Étiquette : Eric Laurent

  • Le Roi prédateur est un séisme pour le palais royal

    Interview de Catherine Graciet par Bernard Strainchamps ( 1 avril 2012)

    Mohammed VI, roi du Maroc, est désormais le premier banquier, le premier assureur, le premier entrepreneur de bâtiments de son pays. Entretien avec Catherine Graciet co-auteure du document Le roi prédateur.

    Quelle est la genèse de ce livre ? Pourquoi avoir travaillé à deux journalistes sur ce sujet ?

    Eric Laurent et moi-même travaillons depuis longtemps sur le Maroc mais avec des expériences et des parcours différents. En 1993, Eric Laurent a longuement interviewé Hassan II pour un livre intitulé Mémoires d’un roi puis a gardé un contact privilégié avec le monarque jusqu’à sa mort, en 1999. Il a donc connu le palais royal et la Cour de l’intérieur. C’est rare pour un journaliste français. Mon parcours est très différent. De 2004 à 2007, j’ai travaillé comme journaliste d’investigation pour Le Journal hebdomadaire, un titre phare de la presse indépendante marocaine que les autorités ont fermé en 2009 pour lui clouer le bec. J’ai notamment passé un an au Maroc, à Casablanca, où j’ai multiplié les reportages et les enquêtes pour Le Journal hebdomadaire, tout en assumant les correspondances pour Radio Canada International et le quotidien Sud-Ouest. Pendant cette période, j’ai écrit avec le journaliste Nicolas Beau un premier livre sur le Maroc, intitulé Quand le Maroc sera islamiste (ed. La Découverte, 2006). Nous y traitons la question de l’islamisme politique mais aussi la corruption des autorités. Puis je suis rentrée en France à la fin 2007 pour rejoindre le site internet Bakchich dont j’ai géré le service Monde jusqu’en 2010, tout en ayant un œil sur le Maroc. Connaissant Eric Laurent depuis longtemps, l’idée d’unir nos forces, nos contacts et nos deux parcours sur le Maroc s’est imposée petit à petit. Au début, nous avions pensé travailler sur les relations franco-marocaines puis, au retour d’un premier voyage au Maroc, en juillet 2011, il nous est apparu évident que LE sujet à traiter était la prédation économique pratiquée par le roi Mohammed VI.

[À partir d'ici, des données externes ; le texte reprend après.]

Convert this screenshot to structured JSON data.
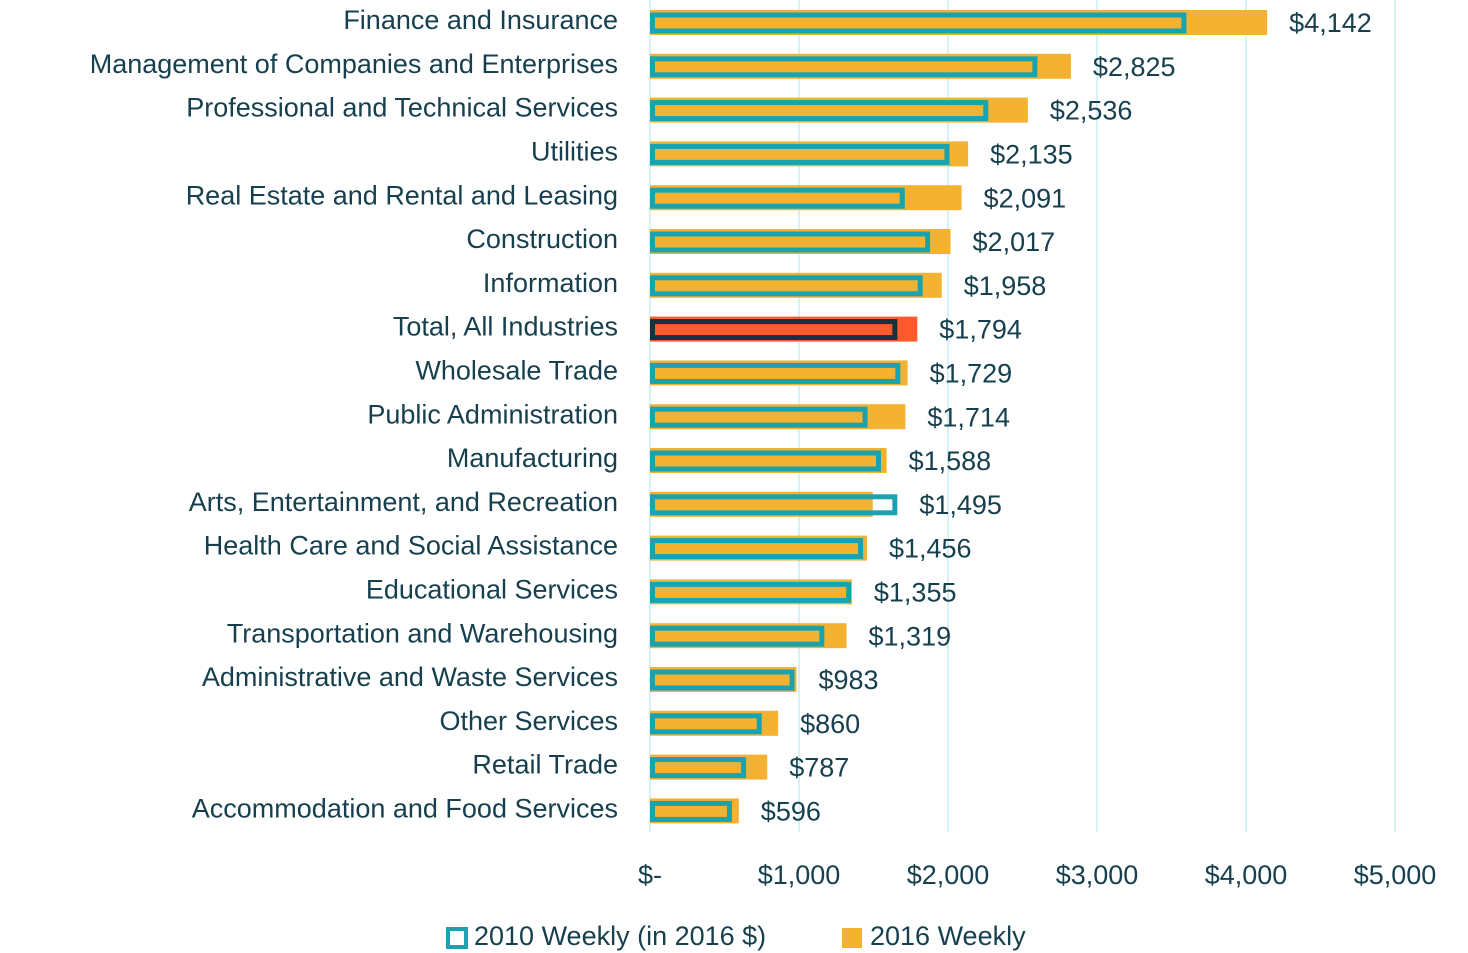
{
  "chart_data": {
    "type": "bar",
    "orientation": "horizontal",
    "categories": [
      "Finance and Insurance",
      "Management of Companies and Enterprises",
      "Professional and Technical Services",
      "Utilities",
      "Real Estate and Rental and Leasing",
      "Construction",
      "Information",
      "Total, All Industries",
      "Wholesale Trade",
      "Public Administration",
      "Manufacturing",
      "Arts, Entertainment, and Recreation",
      "Health Care and Social Assistance",
      "Educational Services",
      "Transportation and Warehousing",
      "Administrative and Waste Services",
      "Other Services",
      "Retail Trade",
      "Accommodation and Food Services"
    ],
    "series": [
      {
        "name": "2010 Weekly (in 2016 $)",
        "color": "#17a3b0",
        "style": "outline",
        "values": [
          3600,
          2600,
          2270,
          2010,
          1710,
          1880,
          1830,
          1660,
          1680,
          1460,
          1550,
          1660,
          1430,
          1350,
          1170,
          970,
          750,
          645,
          550
        ]
      },
      {
        "name": "2016 Weekly",
        "color": "#f4b233",
        "style": "fill",
        "values": [
          4142,
          2825,
          2536,
          2135,
          2091,
          2017,
          1958,
          1794,
          1729,
          1714,
          1588,
          1495,
          1456,
          1355,
          1319,
          983,
          860,
          787,
          596
        ],
        "value_labels": [
          "$4,142",
          "$2,825",
          "$2,536",
          "$2,135",
          "$2,091",
          "$2,017",
          "$1,958",
          "$1,794",
          "$1,729",
          "$1,714",
          "$1,588",
          "$1,495",
          "$1,456",
          "$1,355",
          "$1,319",
          "$983",
          "$860",
          "$787",
          "$596"
        ]
      }
    ],
    "highlight": {
      "index": 7,
      "fill": "#ff5a2b",
      "outline": "#17313d"
    },
    "xlim": [
      0,
      5000
    ],
    "xticks": [
      {
        "value": 0,
        "label": "$-"
      },
      {
        "value": 1000,
        "label": "$1,000"
      },
      {
        "value": 2000,
        "label": "$2,000"
      },
      {
        "value": 3000,
        "label": "$3,000"
      },
      {
        "value": 4000,
        "label": "$4,000"
      },
      {
        "value": 5000,
        "label": "$5,000"
      }
    ],
    "grid": true,
    "grid_color": "#c8eef3",
    "legend": "bottom"
  }
}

    Vous décrivez les étapes successives de la mise en place d’un système de prédation de l’économie marocaine au service du roi. Comment écrire un document avec des témoins qui sont obligés de rester dans l’anonymat ?

    Nous avons volontairement préservé l’anonymat de certaines de nos sources parce que c’était la condition sine qua non pour qu’elles parlent. Qu’elles soient au cœur du Palais ou qu’il s’agisse de diplomates étrangers ou d’hommes d’affaires, ces sources auraient eu beaucoup à perdre si leur anonymat était révélé ! Licenciement, harcèlement judiciaire ou fiscal, intimidations en tous genres… Les services secrets marocains savent très bien s’y prendre avec leurs ressortissants quand il s’agit d’essayer de faire taire quelqu’un. Il ne faut pas oublier qu’au Maroc, la personne du roi n’est plus considérée comme “sacrée” depuis peu mais reste “inviolable”. On peut aller en prison pour critiquer Sa Majesté ! Un peu comme si ceux qui critiquent Nicolas Sarkozy étaient embastillés ou poursuivis en justice. Travailler avec ces sources requiert donc une très grande prudence (pas d’échanges par mail ni de longues conversations téléphoniques…) mais aussi le fait de “croiser” les informations qu’elles nous communiquent avec plusieurs autres sources, pour s’assurer qu’elles ne sont pas en train de nous manipuler. Nous avons été particulièrement vigilants sur ce point. Il y a d’ailleurs des informations sensibles que nous n’avons pas publiées faute de pouvoir les confirmer avec une certitude de 100 %. Il faut aussi rendre hommage à toute une génération de journalistes marocains qui, malgré les intimidations, ont enquêté sur des sujets extrêmement sensibles comme la corruption ou l’argent de la monarchie.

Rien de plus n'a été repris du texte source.